In each case, the flesh (as the agency through which sin expresses itself) is replaced by the thought that we have a nature which is inherently evil. However, Young's Literal Translation renders the verse as: ". . . and those who are Christ's, the flesh did crucify with the affections, and the desires . . . ." The Greek doesn't even personalize the affections and desires. It just says that there is flesh and there are affections and desires. Whose desires and whose nature?

John 8:44 reveals whose desires and whose nature they are. And, in Romans 7:20, Paul reveals through the Holy Spirit that the culprit is indwelling sin, not himself. Satan has a nature and God has a nature but the Scriptures don't indicate that we do. We have no independent nature. When God breathed into Adam he became a living soul. When that breath leaves we all return to dust. We are completely dependent on God. He did not create us to be separate entities.

We can contain either the living God or we can contain His antithesis, the spirit of error, Satan (for the Scriptures declare that the spirit of the prince of the power of the air is now working in the sons of disobedience, Ephesians 2:1-2). Our great fallacy is in thinking that we can live as empty vessels, operating with a life that is in us inherently, sort of like a watch that has been wound up by its maker and has been left to tick its life away.

But the wonderful truth is that the nature of the invader can be replaced with divine nature, with God Himself, and we become expressers of that One who is all for others rather than all for Himself. We were created for union and when we realize that union with the Lord Jesus we have found the meaning of life in living experience.

Read Romans 7 in the light of indwelling sin being an invader spirit, Satan, and the truth becomes startlingly clear. Paul is making every effort to distinguish the two: himself and the one who has control of him as a slave owner. In his light we see light. He wants us to see what he saw. It's as if he's saying, "I want you to see this. Look at what's really going on."

Let's see what he says.

"So now, no longer am I the one doing it, but sin which dwells in me." (Romans 7:17)

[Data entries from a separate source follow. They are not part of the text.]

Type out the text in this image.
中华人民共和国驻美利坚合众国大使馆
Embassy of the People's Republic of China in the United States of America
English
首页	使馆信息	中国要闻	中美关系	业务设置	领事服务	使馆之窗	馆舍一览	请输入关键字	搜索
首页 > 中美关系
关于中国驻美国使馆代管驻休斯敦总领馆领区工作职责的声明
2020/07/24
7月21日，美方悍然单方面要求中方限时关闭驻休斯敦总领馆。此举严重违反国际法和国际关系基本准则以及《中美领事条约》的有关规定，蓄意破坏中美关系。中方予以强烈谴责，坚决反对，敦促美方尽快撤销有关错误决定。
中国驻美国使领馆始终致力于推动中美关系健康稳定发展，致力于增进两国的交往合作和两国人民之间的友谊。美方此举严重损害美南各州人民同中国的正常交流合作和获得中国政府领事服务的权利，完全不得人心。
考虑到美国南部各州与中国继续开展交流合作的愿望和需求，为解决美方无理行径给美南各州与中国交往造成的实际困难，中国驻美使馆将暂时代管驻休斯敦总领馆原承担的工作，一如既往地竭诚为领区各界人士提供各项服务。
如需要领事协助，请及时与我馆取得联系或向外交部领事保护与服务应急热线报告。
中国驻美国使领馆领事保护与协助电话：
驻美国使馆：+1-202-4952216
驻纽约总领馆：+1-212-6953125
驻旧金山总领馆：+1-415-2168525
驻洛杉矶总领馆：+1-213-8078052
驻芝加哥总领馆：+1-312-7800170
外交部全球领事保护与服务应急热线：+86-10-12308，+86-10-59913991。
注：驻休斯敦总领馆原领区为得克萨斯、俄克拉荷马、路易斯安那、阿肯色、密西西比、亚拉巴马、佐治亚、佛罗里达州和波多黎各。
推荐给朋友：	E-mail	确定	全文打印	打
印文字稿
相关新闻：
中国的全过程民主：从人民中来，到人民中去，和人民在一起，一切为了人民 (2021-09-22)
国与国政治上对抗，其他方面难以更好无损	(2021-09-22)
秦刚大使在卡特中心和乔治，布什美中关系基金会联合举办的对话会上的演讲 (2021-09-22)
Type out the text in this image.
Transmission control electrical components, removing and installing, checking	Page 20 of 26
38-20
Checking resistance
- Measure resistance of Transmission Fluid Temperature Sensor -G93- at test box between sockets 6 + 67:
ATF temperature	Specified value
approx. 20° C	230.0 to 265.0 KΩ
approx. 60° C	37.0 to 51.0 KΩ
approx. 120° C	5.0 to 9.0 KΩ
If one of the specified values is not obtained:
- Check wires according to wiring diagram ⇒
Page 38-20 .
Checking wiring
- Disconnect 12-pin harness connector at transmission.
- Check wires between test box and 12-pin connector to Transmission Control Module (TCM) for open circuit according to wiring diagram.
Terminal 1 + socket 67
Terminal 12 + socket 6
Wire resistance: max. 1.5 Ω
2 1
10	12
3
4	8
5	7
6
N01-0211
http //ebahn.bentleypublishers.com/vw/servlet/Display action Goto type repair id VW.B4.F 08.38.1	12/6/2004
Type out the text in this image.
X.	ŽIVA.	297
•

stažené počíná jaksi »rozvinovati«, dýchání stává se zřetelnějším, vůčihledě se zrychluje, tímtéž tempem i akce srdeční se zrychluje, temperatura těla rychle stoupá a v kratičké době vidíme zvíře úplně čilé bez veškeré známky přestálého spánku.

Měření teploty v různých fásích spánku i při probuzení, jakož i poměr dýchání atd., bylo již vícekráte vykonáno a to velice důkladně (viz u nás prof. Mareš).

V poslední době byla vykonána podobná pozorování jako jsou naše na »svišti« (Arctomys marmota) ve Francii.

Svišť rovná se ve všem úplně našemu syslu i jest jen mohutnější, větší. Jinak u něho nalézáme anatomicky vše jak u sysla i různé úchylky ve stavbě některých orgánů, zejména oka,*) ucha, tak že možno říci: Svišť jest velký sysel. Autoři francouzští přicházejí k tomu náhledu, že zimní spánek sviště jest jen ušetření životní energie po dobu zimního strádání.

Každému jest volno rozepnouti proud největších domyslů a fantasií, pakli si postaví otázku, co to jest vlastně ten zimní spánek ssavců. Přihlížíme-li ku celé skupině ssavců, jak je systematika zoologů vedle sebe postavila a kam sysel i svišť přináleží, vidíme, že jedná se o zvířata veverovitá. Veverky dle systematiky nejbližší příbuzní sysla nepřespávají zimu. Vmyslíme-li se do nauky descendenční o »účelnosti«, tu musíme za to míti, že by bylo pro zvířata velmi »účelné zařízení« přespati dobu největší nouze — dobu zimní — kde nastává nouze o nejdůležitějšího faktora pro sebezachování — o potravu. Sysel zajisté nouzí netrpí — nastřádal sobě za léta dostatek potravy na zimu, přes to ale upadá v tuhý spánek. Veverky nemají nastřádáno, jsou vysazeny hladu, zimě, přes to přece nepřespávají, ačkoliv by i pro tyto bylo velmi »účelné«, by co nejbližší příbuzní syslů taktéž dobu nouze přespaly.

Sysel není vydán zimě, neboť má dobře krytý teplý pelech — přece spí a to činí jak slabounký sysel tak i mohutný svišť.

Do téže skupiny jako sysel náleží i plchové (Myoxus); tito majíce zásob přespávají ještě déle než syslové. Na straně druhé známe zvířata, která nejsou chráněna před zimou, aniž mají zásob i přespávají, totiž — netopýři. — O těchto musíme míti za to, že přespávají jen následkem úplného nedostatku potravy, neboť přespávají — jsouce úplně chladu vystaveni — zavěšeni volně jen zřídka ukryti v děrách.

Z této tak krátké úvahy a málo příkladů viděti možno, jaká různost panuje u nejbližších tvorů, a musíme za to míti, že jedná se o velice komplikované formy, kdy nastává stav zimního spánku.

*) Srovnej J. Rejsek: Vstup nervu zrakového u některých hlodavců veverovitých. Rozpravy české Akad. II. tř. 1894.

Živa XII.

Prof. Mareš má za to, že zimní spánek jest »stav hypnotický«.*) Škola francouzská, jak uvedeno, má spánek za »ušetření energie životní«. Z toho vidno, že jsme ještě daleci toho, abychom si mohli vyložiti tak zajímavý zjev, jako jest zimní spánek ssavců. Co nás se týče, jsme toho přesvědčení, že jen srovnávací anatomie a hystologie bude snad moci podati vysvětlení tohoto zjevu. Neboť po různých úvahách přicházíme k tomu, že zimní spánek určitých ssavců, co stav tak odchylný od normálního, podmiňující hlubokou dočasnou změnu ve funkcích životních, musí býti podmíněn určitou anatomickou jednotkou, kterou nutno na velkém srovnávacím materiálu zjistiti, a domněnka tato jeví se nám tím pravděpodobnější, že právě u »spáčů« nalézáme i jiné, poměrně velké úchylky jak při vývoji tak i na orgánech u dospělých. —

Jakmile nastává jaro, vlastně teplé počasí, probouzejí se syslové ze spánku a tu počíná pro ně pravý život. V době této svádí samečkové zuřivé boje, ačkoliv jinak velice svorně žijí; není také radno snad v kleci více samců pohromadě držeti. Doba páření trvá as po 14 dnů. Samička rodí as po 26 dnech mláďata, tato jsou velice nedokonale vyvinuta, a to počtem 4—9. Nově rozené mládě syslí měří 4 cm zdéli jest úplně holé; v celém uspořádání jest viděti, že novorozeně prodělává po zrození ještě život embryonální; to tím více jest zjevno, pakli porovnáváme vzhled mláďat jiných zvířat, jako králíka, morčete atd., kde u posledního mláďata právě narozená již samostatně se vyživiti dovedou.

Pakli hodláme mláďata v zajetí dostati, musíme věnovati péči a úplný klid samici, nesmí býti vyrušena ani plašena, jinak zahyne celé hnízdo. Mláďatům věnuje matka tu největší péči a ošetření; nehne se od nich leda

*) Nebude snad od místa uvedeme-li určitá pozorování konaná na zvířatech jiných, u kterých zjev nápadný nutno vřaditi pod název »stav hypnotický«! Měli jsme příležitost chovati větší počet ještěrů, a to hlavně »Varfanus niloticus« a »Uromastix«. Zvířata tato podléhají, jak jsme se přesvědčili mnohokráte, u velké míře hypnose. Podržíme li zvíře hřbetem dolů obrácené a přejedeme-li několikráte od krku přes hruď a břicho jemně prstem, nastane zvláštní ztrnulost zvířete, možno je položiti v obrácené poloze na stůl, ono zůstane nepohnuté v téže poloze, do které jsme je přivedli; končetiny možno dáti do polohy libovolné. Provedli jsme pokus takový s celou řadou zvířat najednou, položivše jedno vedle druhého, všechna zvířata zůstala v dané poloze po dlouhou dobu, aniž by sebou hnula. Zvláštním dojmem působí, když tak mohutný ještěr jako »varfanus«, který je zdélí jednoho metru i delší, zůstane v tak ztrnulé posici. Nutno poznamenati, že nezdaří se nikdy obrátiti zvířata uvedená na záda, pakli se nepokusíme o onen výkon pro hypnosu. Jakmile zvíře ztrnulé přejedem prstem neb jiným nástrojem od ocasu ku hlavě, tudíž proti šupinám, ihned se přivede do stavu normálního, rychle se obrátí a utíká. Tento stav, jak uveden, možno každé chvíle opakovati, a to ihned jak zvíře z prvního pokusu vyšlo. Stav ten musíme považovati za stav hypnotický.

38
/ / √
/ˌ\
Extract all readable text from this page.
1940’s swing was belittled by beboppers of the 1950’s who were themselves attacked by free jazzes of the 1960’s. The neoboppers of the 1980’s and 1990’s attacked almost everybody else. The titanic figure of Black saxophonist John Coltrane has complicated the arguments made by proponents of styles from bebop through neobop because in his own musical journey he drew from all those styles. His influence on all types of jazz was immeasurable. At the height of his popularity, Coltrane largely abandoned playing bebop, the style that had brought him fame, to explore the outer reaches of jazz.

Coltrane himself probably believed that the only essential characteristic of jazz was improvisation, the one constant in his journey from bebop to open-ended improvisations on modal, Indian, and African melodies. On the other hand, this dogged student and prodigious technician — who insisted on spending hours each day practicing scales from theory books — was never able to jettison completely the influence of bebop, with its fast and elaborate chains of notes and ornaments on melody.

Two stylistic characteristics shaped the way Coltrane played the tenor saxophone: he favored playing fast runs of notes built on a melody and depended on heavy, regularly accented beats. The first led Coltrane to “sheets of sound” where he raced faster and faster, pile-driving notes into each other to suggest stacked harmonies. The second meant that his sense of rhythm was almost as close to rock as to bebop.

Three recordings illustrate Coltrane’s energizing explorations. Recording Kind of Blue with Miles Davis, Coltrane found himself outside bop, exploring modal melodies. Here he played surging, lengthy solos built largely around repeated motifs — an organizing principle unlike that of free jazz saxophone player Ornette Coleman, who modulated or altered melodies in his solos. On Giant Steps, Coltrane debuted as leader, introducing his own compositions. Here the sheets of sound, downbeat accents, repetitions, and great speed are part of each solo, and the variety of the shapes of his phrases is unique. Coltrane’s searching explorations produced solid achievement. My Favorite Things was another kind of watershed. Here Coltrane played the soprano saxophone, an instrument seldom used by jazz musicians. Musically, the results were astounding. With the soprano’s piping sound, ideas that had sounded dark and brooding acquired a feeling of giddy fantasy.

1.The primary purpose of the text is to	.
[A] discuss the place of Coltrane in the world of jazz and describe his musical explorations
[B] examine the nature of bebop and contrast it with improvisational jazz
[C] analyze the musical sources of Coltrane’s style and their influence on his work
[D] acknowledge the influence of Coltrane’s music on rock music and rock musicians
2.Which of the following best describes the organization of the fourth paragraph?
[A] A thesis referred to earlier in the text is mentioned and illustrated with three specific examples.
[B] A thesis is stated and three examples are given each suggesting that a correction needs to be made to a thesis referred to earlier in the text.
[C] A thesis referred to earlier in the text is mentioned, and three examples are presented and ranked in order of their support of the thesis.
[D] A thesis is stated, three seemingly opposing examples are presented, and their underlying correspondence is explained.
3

"But if I am doing the very thing I do not want, I am no longer the one doing it, but sin which dwells in me." (Romans 7:20)

He could not make it clearer but we have been blinded and conditioned by our own preconceived notions of what it means to be human and have taken our understanding of it from the world, which is also the expression of Satan, the deceiver. In our attempts to understand our own experience we have identified too much with what we feel and have been deceived into thinking that all those desires originate with us when, in reality, we are merely conveyors of the desires of another. We have been expressing Satan's nature. Now we have the privilege and freedom to express the nature of God or, rather, to allow Him to express Himself through us.

A fellow-worker of Paget Wilkes', Hubert Verner, recalled of him: "I never knew anyone who had the gift of expounding the Scriptures in greater measure . . . His zeal for God's glory and his longing to reach men made it almost impossible for him to rest . . . He could talk on any subject, but best of all on the power of the precious Blood to cleanse the heart from sin . . . He loved to put the two verses together, Romans 7:17 and Galatians 2:20--'Not I, but sin that dwelleth in me' and 'Not I, but Christ that dwelleth in me'. I had been trusting for a full salvation, I had never seen until then that sin was something separate from myself. He made it clear that the sin mentioned in Romans 7 is something apart from you that controls you and renders your best desires powerless. It is that inherited sin that the devil put into our first parents and is in every child of Adam until cleansed through faith in the precious blood of Christ."

This is the wonder of the revelation of life that God has given us: that we can be expressers of divine nature rather than expressers of sin because of what Christ has done on the cross. As vessels, the nature of Satan can now be replaced with the nature of God and He can express Himself by us.